Jean-Philippe Tonneau est l’auteur d’une thèse (à paraître) sur le SAF et co-directeur de Pour une sociologie historique de la profession d’avocat aux éditions Presses universitaires de Rennes.
SAF : Quel est l’objectif principal de cet ouvrage collectif sur la profession d’avocat.e ?
JPT : Avec Laurent Willemez nous avons constaté un paradoxe. Les avocat.es constituent une profession extrêmement visible, iels jouent un rôle central dans la société française, pour autant leur succès social n’est pas accompagné d’un intérêt réel dans les sciences sociales françaises. Il n’y a pas eu de livre sur la profession dans son ensemble depuis 30 ans. Le livre tente donc de faire le bilan des travaux français sur la profession et de proposer des perspectives ouvrant sur de nouvelles recherches. Nous avons réuni des chercheurs dont les contributions questionnent l’articulation entre l’activité judiciaire et l’engagement selon diverses configurations historiques et les transformations contemporaines de la profession. Jean Danet, dans la postface, propose de nombreuses perspectives de recherche.
SAF : Quel débat cet ouvrage pourrait-il susciter au sein de la profession d’avocat.e ?
JPT : Plusieurs débats peuvent être ouverts, comme l’articulation entre l’activité professionnelle et l’engagement, les questions sur les transformations contemporaines de la profession. Par exemple sur la présence d’un barreau des particuliers et d’un barreau d’affaires, ou encore sur le poids Paris-province notamment dans les instances représentatives de la profession.
SAF : Comment la figure de l’avocat.e militant.e a -t- elle évolué au fil des décennies ?
JPT : La figure de l’avocat.e militant.e ne se réduit pas à l’avocat.e du SAF, même si dans cette figure iel est central.e et incontournable.
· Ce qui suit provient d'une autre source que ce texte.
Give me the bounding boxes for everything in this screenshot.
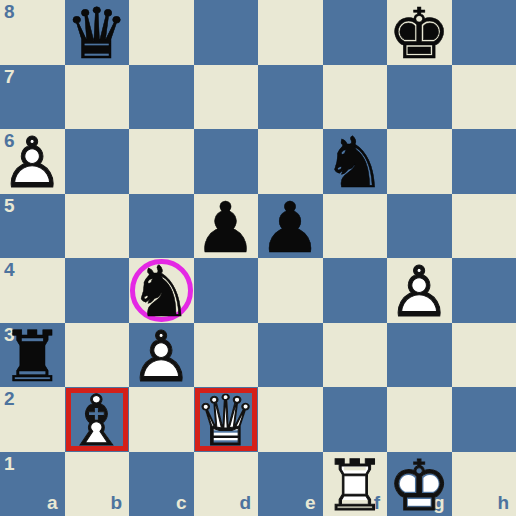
square-c7[interactable] — [129, 65, 194, 130]
square-g1[interactable]: g♚♔ — [387, 452, 452, 516]
piece-glyph-fill: ♞ — [323, 131, 388, 196]
square-f7[interactable] — [323, 65, 388, 130]
rank-label-1: 1 — [4, 454, 15, 473]
chess-board: 8♛♚76♟♙♞5♟♟4♞♟♙3♜♟♙2♝♗♛♕1abcdef♜♖g♚♔h — [0, 0, 516, 516]
file-label-d: d — [239, 493, 251, 512]
piece-glyph-fill: ♟ — [258, 196, 323, 261]
square-b2[interactable]: ♝♗ — [65, 387, 130, 452]
square-c5[interactable] — [129, 194, 194, 259]
black-king[interactable]: ♚ — [387, 0, 452, 65]
file-label-c: c — [176, 493, 187, 512]
file-label-a: a — [47, 493, 58, 512]
white-pawn[interactable]: ♟♙ — [129, 323, 194, 388]
square-b4[interactable] — [65, 258, 130, 323]
square-c4[interactable]: ♞ — [129, 258, 194, 323]
black-knight[interactable]: ♞ — [129, 258, 194, 323]
black-knight[interactable]: ♞ — [323, 129, 388, 194]
square-f2[interactable] — [323, 387, 388, 452]
square-e8[interactable] — [258, 0, 323, 65]
square-d2[interactable]: ♛♕ — [194, 387, 259, 452]
square-e7[interactable] — [258, 65, 323, 130]
square-a4[interactable]: 4 — [0, 258, 65, 323]
rank-label-7: 7 — [4, 67, 15, 86]
square-h7[interactable] — [452, 65, 516, 130]
square-c6[interactable] — [129, 129, 194, 194]
piece-glyph-fill: ♛ — [65, 2, 130, 67]
square-d6[interactable] — [194, 129, 259, 194]
square-g4[interactable]: ♟♙ — [387, 258, 452, 323]
square-d7[interactable] — [194, 65, 259, 130]
square-c8[interactable] — [129, 0, 194, 65]
square-f3[interactable] — [323, 323, 388, 388]
piece-glyph-fill: ♜ — [0, 325, 65, 390]
white-rook[interactable]: ♜♖ — [323, 452, 388, 516]
piece-glyph-outline: ♗ — [65, 389, 130, 454]
square-b3[interactable] — [65, 323, 130, 388]
square-h2[interactable] — [452, 387, 516, 452]
square-a6[interactable]: 6♟♙ — [0, 129, 65, 194]
square-a1[interactable]: 1a — [0, 452, 65, 516]
square-d3[interactable] — [194, 323, 259, 388]
square-g5[interactable] — [387, 194, 452, 259]
black-pawn[interactable]: ♟ — [258, 194, 323, 259]
square-c1[interactable]: c — [129, 452, 194, 516]
square-f6[interactable]: ♞ — [323, 129, 388, 194]
piece-glyph-fill: ♚ — [387, 2, 452, 67]
black-rook[interactable]: ♜ — [0, 323, 65, 388]
square-d8[interactable] — [194, 0, 259, 65]
piece-glyph-outline: ♖ — [323, 454, 388, 516]
black-queen[interactable]: ♛ — [65, 0, 130, 65]
piece-glyph-outline: ♕ — [194, 389, 259, 454]
square-e3[interactable] — [258, 323, 323, 388]
square-h4[interactable] — [452, 258, 516, 323]
square-b5[interactable] — [65, 194, 130, 259]
square-g6[interactable] — [387, 129, 452, 194]
square-h1[interactable]: h — [452, 452, 516, 516]
square-h6[interactable] — [452, 129, 516, 194]
square-b8[interactable]: ♛ — [65, 0, 130, 65]
square-e2[interactable] — [258, 387, 323, 452]
black-pawn[interactable]: ♟ — [194, 194, 259, 259]
file-label-h: h — [497, 493, 509, 512]
white-queen[interactable]: ♛♕ — [194, 387, 259, 452]
piece-glyph-outline: ♙ — [387, 260, 452, 325]
piece-glyph-fill: ♟ — [194, 196, 259, 261]
file-label-b: b — [110, 493, 122, 512]
square-h8[interactable] — [452, 0, 516, 65]
square-b6[interactable] — [65, 129, 130, 194]
square-h5[interactable] — [452, 194, 516, 259]
rank-label-8: 8 — [4, 2, 15, 21]
square-h3[interactable] — [452, 323, 516, 388]
piece-glyph-outline: ♙ — [129, 325, 194, 390]
square-d5[interactable]: ♟ — [194, 194, 259, 259]
piece-glyph-outline: ♔ — [387, 454, 452, 516]
square-e1[interactable]: e — [258, 452, 323, 516]
square-f8[interactable] — [323, 0, 388, 65]
square-e5[interactable]: ♟ — [258, 194, 323, 259]
square-g2[interactable] — [387, 387, 452, 452]
rank-label-4: 4 — [4, 260, 15, 279]
white-pawn[interactable]: ♟♙ — [387, 258, 452, 323]
white-pawn[interactable]: ♟♙ — [0, 129, 65, 194]
piece-glyph-outline: ♙ — [0, 131, 65, 196]
square-f4[interactable] — [323, 258, 388, 323]
white-bishop[interactable]: ♝♗ — [65, 387, 130, 452]
square-a7[interactable]: 7 — [0, 65, 65, 130]
square-e6[interactable] — [258, 129, 323, 194]
square-g8[interactable]: ♚ — [387, 0, 452, 65]
square-a8[interactable]: 8 — [0, 0, 65, 65]
file-label-e: e — [305, 493, 316, 512]
square-c3[interactable]: ♟♙ — [129, 323, 194, 388]
square-f1[interactable]: f♜♖ — [323, 452, 388, 516]
square-a3[interactable]: 3♜ — [0, 323, 65, 388]
white-king[interactable]: ♚♔ — [387, 452, 452, 516]
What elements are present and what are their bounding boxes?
Pour ne parler que de la figure de l’avocat.e du SAF, je distingue trois générations : celle, dans les années 1970, des fondateur.trices communistes et des avocat.es d’extrême-gauche ; celle, dans les années 1980, de militant.es issu.es de la branche associative ; et celle, dans les années 1990/2000, qui accède à la profession après la réforme. La stylisation de ces trois générations et l’intérêt porté à leur pratique professionnelle révèlent la diversité des conceptions politiques de la profession revendiquées par les membres du SAF et la pluralité des façons de se penser et d’être un.e avocat.e militant.e.
SAF : Penses-tu que le SAF joue encore, aujourd’hui, un rôle central dans la défense des droits sociaux et des libertés publiques ?
JPT : Indéniablement, la consultation des archives du SAF révèle que ses membres ont toujours joué un rôle dans la défense des droits sociaux et des libertés publiques. C’est aujourd’hui encore le cas. Les membres du SAF sont reconnu.es pour être des travailleur.es, comme il est dit dans les instances représentatives. Iels sont bien souvent membres des commissions relatives à l’accès au droit, aux libertés publiques, etc. Toutefois, s’ils jouent un rôle important le risque est grand qu’ils soient appelés pour assurer « les bonnes œuvres du barreau ».
SAF : Dans le contexte politique actuel, comment vois-tu le positionnement du SAF ?
JPT : Sans émettre un avis, j’ai trois observations. La première est que j’ai été interpellé, lors de l’élection présidentielle de 2012, d’une consigne de vote, comme s’il y avait un retour de l’histoire alors que le syndicat avait rompu avec cette pratique. La deuxième est que les journées relatives à l’engagement ou à l’histoire du SAF sont très importantes pour les jeunes avocat.es tout juste adhérent.es. La troisième est qu’on retrouve au SAF certains débats politiques qui traversent la société (ce qui renvoie aux manières d’être et de se penser avocat.e militant.e qui sont inévitablement plurielles).